Calling attention to the troubling views of the new Republican administration

With only two months left before the American President-elect’s inauguration, Donald Trump has left a large variety of communities worrying about their fate. Among these are the lesbian, gay, bisexual, transgender, and queer (LGBTQ+) community, who fear for not only for their safety, but also for the removal of their fundamental human rights. And with Vice President-elect Mike Pence at Trump’s side, these fears are intensified. From Trump’s dismissal of transgender violence, to Pence’s signalled support of conversion therapy, the LGBTQ+ community is put at great risk by Trump’s presidency.

There is a pressing concern about whether Trump will attempt to overturn the Supreme Court ruling legalizing same-sex marriage. While Trump himself does not have the power to take away marriage equality, as the Supreme Court deems it a “fundamental right,” he can appoint Supreme Court justices who can. Trump has repeatedly commented on the “shocking decision”of national marriage equality, stating during a CBN interview that he was “very much in favor having the court rule that it goes to states and [letting] the states decide.” In that same interview, Trump also reassured evangelical voters that they could trust him when it came to “traditional”marriage.

This March, North Carolina made headlines when the state’ s legislature passed House Bill 2 (commonly known as HB2, or the ‘ bathroom bill’ ), which reversed certain rights of gay and transgender individuals. Trump opposed HB2, saying that – among other things – it was “economic punishment.” On the topic of transgender individuals using certain bathrooms, however, Trump said that “there have been very few complaints the way it is… there has been so little trouble.” This statement completely ignores the emotional, mental, and physical abuse transgender individuals have experienced while using bathrooms that do not match the gender they were assigned at birth. While Trump has also said that transgender people need to be protected, he does not want to use federal law to do this. Instead, he thinks that each state should determine what they find appropriate.

Mike Pence has an even longer history of controversial stances on LGBTQ+ issues. The Vice President-elect has referred to HIV treatment as being ‘ needy,’ has opposed laws that prevent sexuality-based discrimination in workplaces, and has backed Trump in saying that transgender issues like the bathroom bill should be dealt with on a state level. He also backed the controversial “Religious Freedom Restoration Act” of Indiana, which allowed businesses to refuse service to people based on their religious beliefs. Furthermore, Pence has made clear his position on members of the LGBTQ+ community joining the military, stating that “homosexuality is incompatible with military service because the presence of homosexuals in the ranks weakens unit cohesion.” He also opposed the repeal of the military’s “Don’t Ask, Don’t Tell” policy, preferring soldiers did not identify as openly gay.

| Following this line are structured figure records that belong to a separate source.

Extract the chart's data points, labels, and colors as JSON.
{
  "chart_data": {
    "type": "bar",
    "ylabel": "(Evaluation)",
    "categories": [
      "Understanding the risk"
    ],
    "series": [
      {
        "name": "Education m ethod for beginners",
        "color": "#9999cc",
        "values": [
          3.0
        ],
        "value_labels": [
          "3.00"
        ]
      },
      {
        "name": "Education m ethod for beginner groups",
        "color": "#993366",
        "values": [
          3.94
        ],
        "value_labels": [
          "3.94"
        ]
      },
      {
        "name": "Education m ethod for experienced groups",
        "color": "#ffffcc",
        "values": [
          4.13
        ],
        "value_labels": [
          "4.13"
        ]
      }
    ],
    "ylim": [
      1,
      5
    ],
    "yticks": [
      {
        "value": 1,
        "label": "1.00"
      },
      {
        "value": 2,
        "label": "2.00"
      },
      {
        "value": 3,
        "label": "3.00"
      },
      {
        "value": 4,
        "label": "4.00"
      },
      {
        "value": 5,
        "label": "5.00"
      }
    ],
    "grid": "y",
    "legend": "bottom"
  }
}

When he led the Republican Study Committee in 2006, Pence declared same-sex couples signal “societal collapse” due to the “deterioration of marriage and family.” Pence has also stated that denying same-sex couples to be married was not inequality, but an enforcement of “God’s idea.”

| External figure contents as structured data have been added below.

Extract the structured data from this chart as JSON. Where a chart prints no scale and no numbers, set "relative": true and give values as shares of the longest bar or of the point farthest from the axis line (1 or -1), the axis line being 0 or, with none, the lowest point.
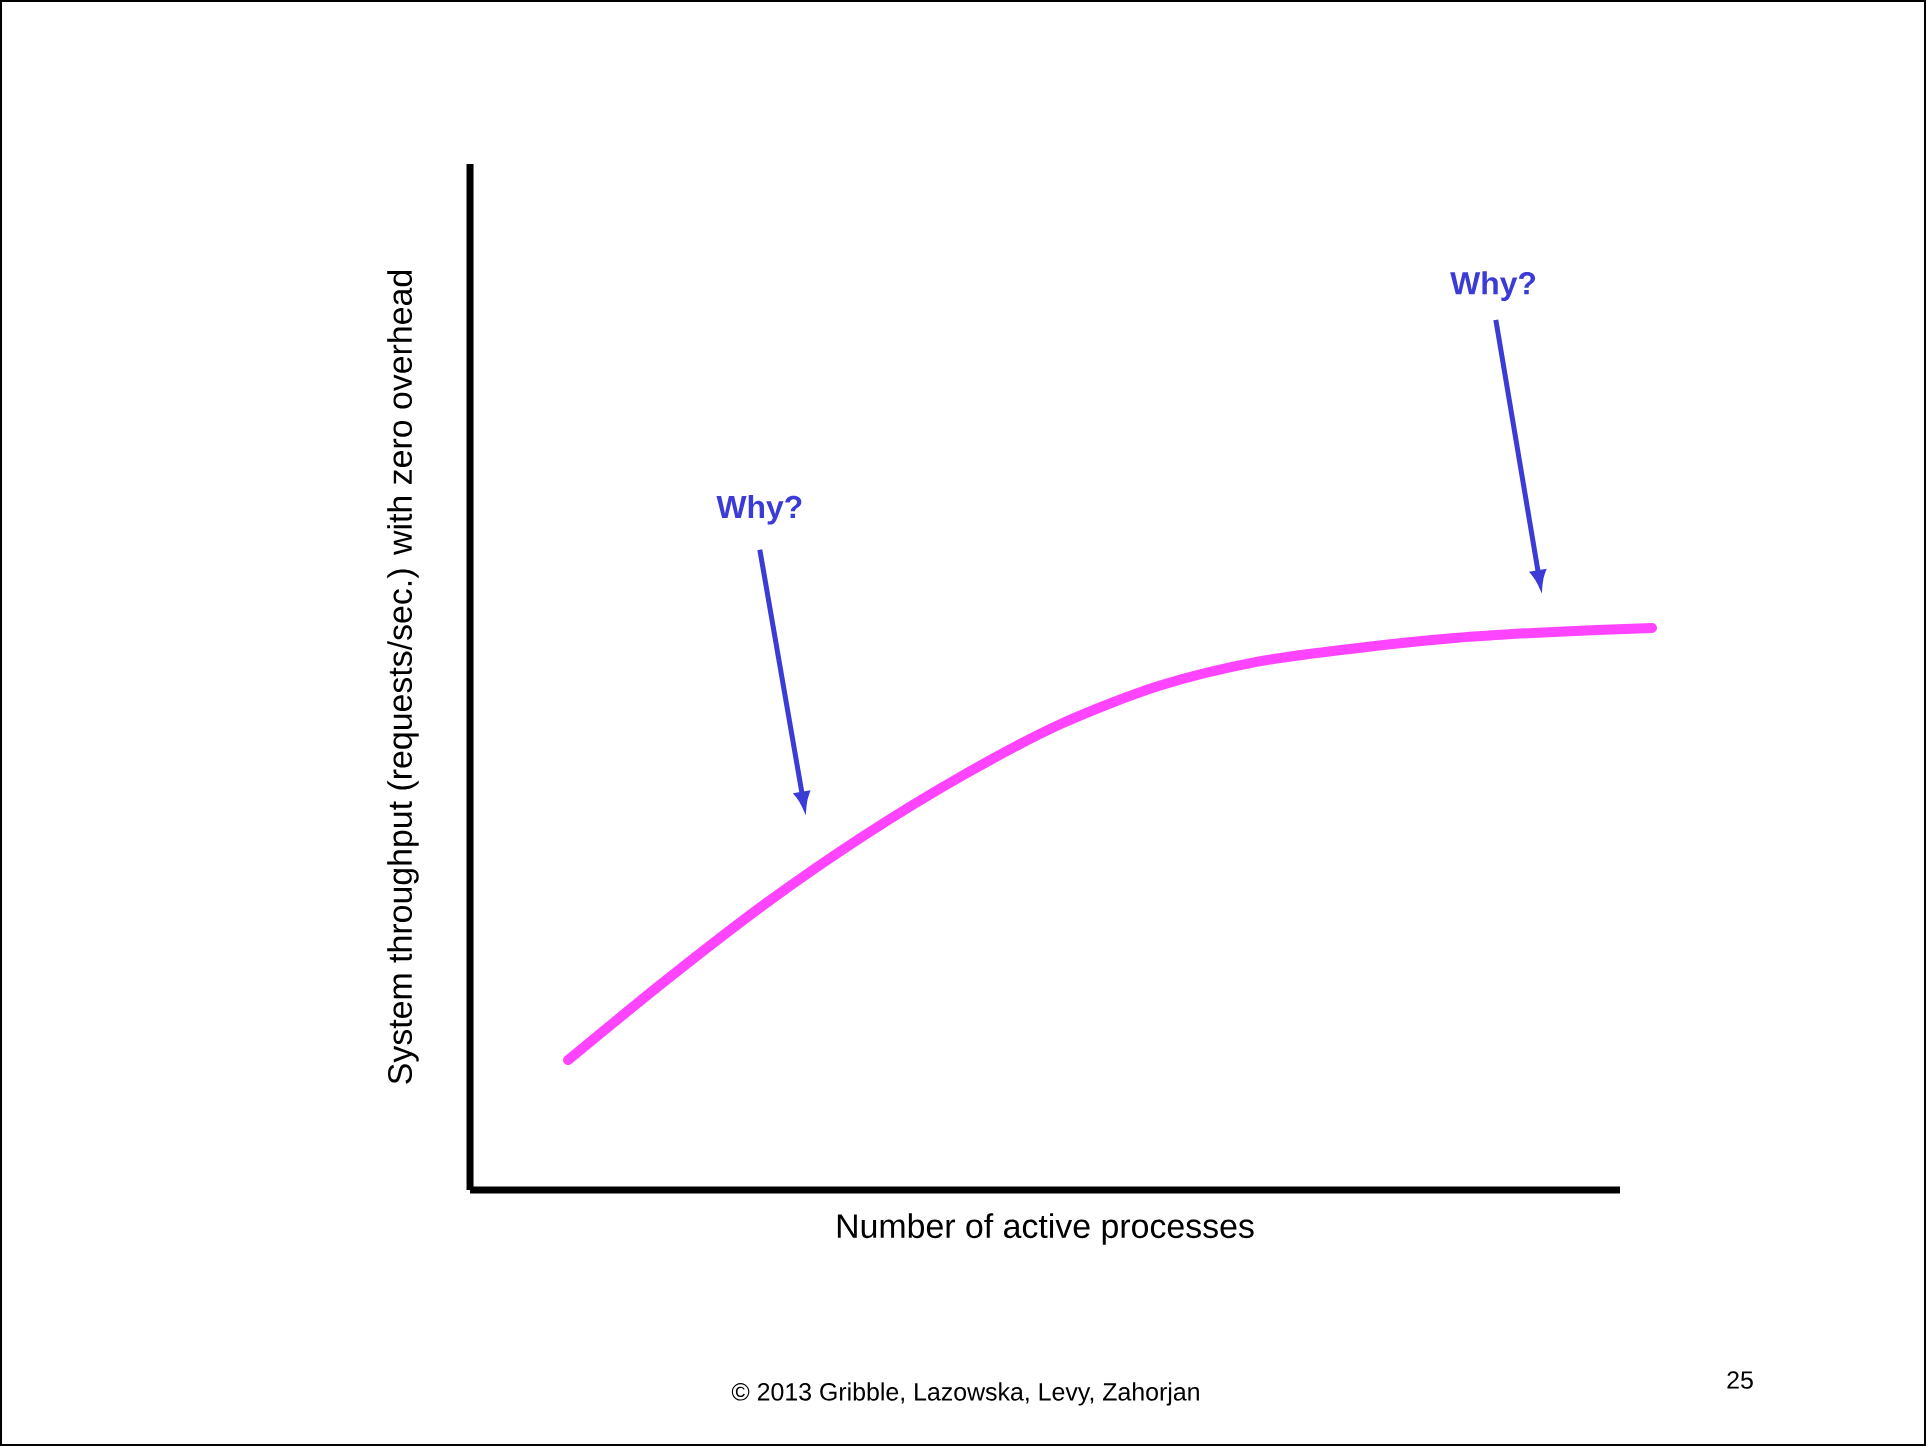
{
  "chart_data": {
    "type": "line",
    "relative": true,
    "xlabel": "Number of active processes",
    "ylabel": "System throughput (requests/sec.) with zero overhead",
    "categories": [
      null,
      null,
      null,
      null,
      null,
      null,
      null,
      null,
      null,
      null,
      null,
      null
    ],
    "series": [
      {
        "color": "#ff44ff",
        "values": [
          0.231,
          0.374,
          0.509,
          0.63,
          0.737,
          0.829,
          0.897,
          0.94,
          0.964,
          0.982,
          0.993,
          1
        ]
      }
    ],
    "annotations": [
      "Why?",
      "Why?",
      "© 2013 Gribble, Lazowska, Levy, Zahorjan",
      "25"
    ]
  }
}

One of the more fathomable fears that arises from Pence’s Vice Presidency is the possibility of conversion therapy being legitimized. Despite the fact that Pence didn’ t touch on the topic of conversion therapy during his campaign run with Donald Trump, he did speak to it during his 2000 run for Congress, saying that he would use federal funds to support “those institutions which provide assistance to those seeking to change their sexual behavior.” This has widely been believed to signal Pence’s support of conversion therapy, a form of homophobic institutionalism which seeks to teach LGBTQ+ youth that being gay is selfish and akin to committing pedophilia and bestiality.

Though nothing is for certain when it comes to Trump’s presidency, the standpoints both Trump and Pence have taken on LGBTQ+ issues are very clear. If the President-elect and Vice President-elect act on these stances, the LGBTQ+ community could be severely affected for the worse. Regardless of what happens after Trump’s inauguration in January, many Americans remain fearful in the meantime.